Die Radikalität dieses Wortes ist eng mit der von Mk 2,27 verwandt, insofern es ebenfalls eine trotzige Reduktion des Gesetzes (diesmal des Speisegesetzes) vornimmt. Für die Echtheit des Wortes spricht zunächst das Differenzkriterium, da die Speisegesetze im Urchristentum, wie zahlreiche Belege zeigen (Gal 2,11-15; Apg 10,9-16; Apg 15,20 u.ö.), uneingeschränkt galten. Sodann ist das Seltenheitskriterium zur Stützung der Echtheit des Wortes in Anschlag zu bringen. Da sich auch andere Äußerungen Jesu durch Radikalität auszeichnen, entspricht das Wort zusätzlich dem Kohärenzkriterium.
V. 18b-19: Diese Überlieferung zieht die Konsequenz aus dem echten Wort Jesu in V. 15 und geht vielleicht selbst auf ihn zurück.
Mk 7,24-30: Die Syrophönizierin
(24) Und von dort brach er auf und ging in das Gebiet von Tyrus. Und er kam in ein Haus und wollte, daß es niemand erfährt, und er konnte nicht verborgen bleiben .

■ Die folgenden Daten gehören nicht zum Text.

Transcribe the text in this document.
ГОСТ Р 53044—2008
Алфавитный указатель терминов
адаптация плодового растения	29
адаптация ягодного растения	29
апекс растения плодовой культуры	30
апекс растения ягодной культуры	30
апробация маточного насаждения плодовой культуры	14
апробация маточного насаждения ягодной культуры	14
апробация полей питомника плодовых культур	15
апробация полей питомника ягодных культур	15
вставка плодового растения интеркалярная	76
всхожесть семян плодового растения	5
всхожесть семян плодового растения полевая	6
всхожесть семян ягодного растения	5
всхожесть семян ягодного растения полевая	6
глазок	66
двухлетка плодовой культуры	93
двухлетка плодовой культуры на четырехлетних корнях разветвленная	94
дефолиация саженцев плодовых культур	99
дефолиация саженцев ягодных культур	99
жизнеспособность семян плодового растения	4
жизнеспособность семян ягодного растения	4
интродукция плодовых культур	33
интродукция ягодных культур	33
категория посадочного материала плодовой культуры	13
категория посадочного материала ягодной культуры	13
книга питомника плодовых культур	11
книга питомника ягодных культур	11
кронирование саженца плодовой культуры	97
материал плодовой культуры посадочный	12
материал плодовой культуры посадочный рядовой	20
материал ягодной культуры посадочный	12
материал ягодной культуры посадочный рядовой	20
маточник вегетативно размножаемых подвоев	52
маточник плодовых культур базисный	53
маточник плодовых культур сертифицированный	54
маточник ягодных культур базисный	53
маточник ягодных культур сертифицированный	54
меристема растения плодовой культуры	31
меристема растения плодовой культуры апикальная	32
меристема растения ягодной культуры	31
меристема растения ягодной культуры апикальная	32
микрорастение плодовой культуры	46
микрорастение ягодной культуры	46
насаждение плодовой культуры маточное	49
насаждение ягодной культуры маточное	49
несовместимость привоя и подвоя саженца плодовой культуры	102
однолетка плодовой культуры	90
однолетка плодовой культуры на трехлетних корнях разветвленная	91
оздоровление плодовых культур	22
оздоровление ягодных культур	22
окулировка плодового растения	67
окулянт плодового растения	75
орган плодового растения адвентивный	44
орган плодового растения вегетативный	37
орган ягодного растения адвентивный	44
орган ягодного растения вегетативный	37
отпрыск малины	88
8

(25) Aber sogleich hörte eine Frau von ihm, deren Töchterlein einen unreinen Geist hatte. Sie kam und warf sich zu seinen Füßen. (26) Die Frau aber war Griechin, der Herkunft nach Syrophönizierin. Und sie bat ihn, daß er den Dämon aus ihrer Tochter austreibe. (27) Und er sagte ihr: »Laßt zuerst die Kinder satt werden! Denn es ist nicht gut, den Kindern das Brot zu nehmen und den Hündlein vorzuwerfen.«
(28) Sie aber antwortete und sagt ihm: »Herr, auch die Hündlein unter dem Tisch essen von den Brotkrümeln der Kinder.«
(29) Und er sagte ihr: »Um dieses Wortes willen geh! Ausgefahren aus deiner Tochter ist der Dämon.«
(30) Und sie ging fort in ihr Haus und fand das Kind auf dem Bett liegen und den Dämon ausgefahren.
Redaktion
Vorbemerkung: Die Perikope gehört zusammen mit Mt 8,5-13/Lk 7,1-10 und Lk 17,11-19 zu den Berichten über Fernheilungen an Heiden. Vielleicht entstand die Gattung der Fernheilungsgeschichten, weil Jesus in Wirklichkeit niemals Heiden geheilt hat. In dieser Gattung käme dann zum Ausdruck, daß Jesus erst als der erhöhte Herr Heiden kuriert. Die Gattung »Fernheilung« wäre in diesem Fall der Versuch, das rein jüdische Wunderwirken Jesu mit der alle Menschen umfassenden Wundertätigkeit des erhöhten Herrn auszugleichen.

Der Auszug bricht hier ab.